The instructions for building a physical Nanoblock model are relatively easy to translate into a 3D model in POV-Ray. As an overview, a Nanoblock model generally consists of layers of tiles, where each tile is either a simple 1×1 cylinder or an L×W rectangular brick. All tiles have the same thickness.

This article describes my approach to modeling Nanoblock in POV-Ray and how the scene description code works. It features my completed virtual version of the Kaminarimon (雷門) and alpaca models.

## Modeling

1. First we set up a 3D coordinate system. Because the official instructions are given mostly in terms of 2D planes, we will use the x- and y-axes to represent the ground plane. We define the positive x direction to point right on the page and the positive y direction to point down on the page – this corresponds to the axes convention for computer images (but differs from the convention for mathematical graphing). The positive z direction shall point up out of the page, so higher layers have higher z coordinates. Overall this is a left-handed coordinate system, which corresponds with POV-Ray’s convention.

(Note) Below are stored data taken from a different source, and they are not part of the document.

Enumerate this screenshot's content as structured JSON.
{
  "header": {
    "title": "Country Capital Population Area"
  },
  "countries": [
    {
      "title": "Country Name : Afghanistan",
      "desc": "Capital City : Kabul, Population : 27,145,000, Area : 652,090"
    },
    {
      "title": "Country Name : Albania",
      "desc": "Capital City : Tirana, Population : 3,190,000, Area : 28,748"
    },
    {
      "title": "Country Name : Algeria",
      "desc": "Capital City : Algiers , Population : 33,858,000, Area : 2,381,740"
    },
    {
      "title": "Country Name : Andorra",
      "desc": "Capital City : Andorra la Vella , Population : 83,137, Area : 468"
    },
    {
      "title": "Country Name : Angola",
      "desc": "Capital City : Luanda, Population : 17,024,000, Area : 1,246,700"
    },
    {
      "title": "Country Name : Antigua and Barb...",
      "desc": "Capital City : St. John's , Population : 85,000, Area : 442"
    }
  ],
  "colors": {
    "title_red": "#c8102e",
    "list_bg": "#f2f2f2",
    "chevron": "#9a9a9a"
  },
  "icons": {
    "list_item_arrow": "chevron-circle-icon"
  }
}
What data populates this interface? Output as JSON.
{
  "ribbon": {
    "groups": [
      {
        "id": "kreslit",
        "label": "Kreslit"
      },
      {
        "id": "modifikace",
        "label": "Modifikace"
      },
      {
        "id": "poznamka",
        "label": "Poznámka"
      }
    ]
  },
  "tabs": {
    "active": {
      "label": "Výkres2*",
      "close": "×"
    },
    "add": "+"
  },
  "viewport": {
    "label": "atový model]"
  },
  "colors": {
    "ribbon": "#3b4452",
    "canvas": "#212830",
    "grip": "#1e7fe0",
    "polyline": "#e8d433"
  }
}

2. For convenience, we make one x or y unit correspond to one tile length, and we make one z unit correspond to one layer thickness. In the real world, the smallest Nanoblock tile has dimensions 4 mm × 4 mm × 3 mm (with the thickness being the shorter dimension).

3. We define a macro `Barrel()` that makes a 1×1 cylinder that spans from (x, y, z) to (x+1, y+1, z+1).

4. We also define a macro `Brick()` that makes an L×W×1 tile that spans from (x, y, z) to (x+L, y+W, z+1).

5. To keep the code organized, for each step in the official instructions we will group all the tiles produced and assign the object to a variable named like `Step1`. This makes it easier to isolate and check each step; we can compare the instructions and the virtual model one step at a time.

6. Building the model can get tedious in the real or virtual world, but sometimes we can take shortcuts in the code. Not only can we copy and paste lines of code, but we can also take advantage of symmetry: We only explicitly define one side and then duplicate the subobject within POV-Ray and apply reflections and translations to the copy.

7. Finally, we add the other components of the scene and do some tweaking on the model. We set up the camera, lights, bottom plane, and miscellaneous configuration. We normalize the scale of the model to 1×1 in the x- and y-axes and center it at (0, 0). We also shrink the z-axis to make the tile aspect ratio physically accurate.

## Pictures

Kaminarimon – Complete model

Kaminarimon – Individual steps: All, 1, 2, 3, 4, 5, 6, 7, 8, 9, 10

Kaminarimon – 360° view animation (click for MP4 video)

Alpaca – Complete model

Kaminarimon – Instructions sample

Alpaca – Full instructions

## Room for improvement

• Add studs on each unit length of every tile by changing the macros.

• Get textures for the Kaminarimon lantern stickers.

• Implement the L×1 brick with rounded ends tile type.

## Notes

• Remember that POV-Ray is a 3D modeling programming language, not an interactive visual modeler program. When writing and manipulating the scene code, it is essential to be able to mentally visualize the scene and the coordinates in order to understand what is going on in the scene description.

• Modeling Nanoblock kits seems to be easier than modeling the vast majority of Lego kits. So far I’ve encountered only 3 different tile types in Nanoblock, whereas a Lego kit can have tens of item types. However, it is true that reproducing Lego models that only use rectangular prism bricks – such as models of large-form Lego art – is as straightforward as Nanoblock.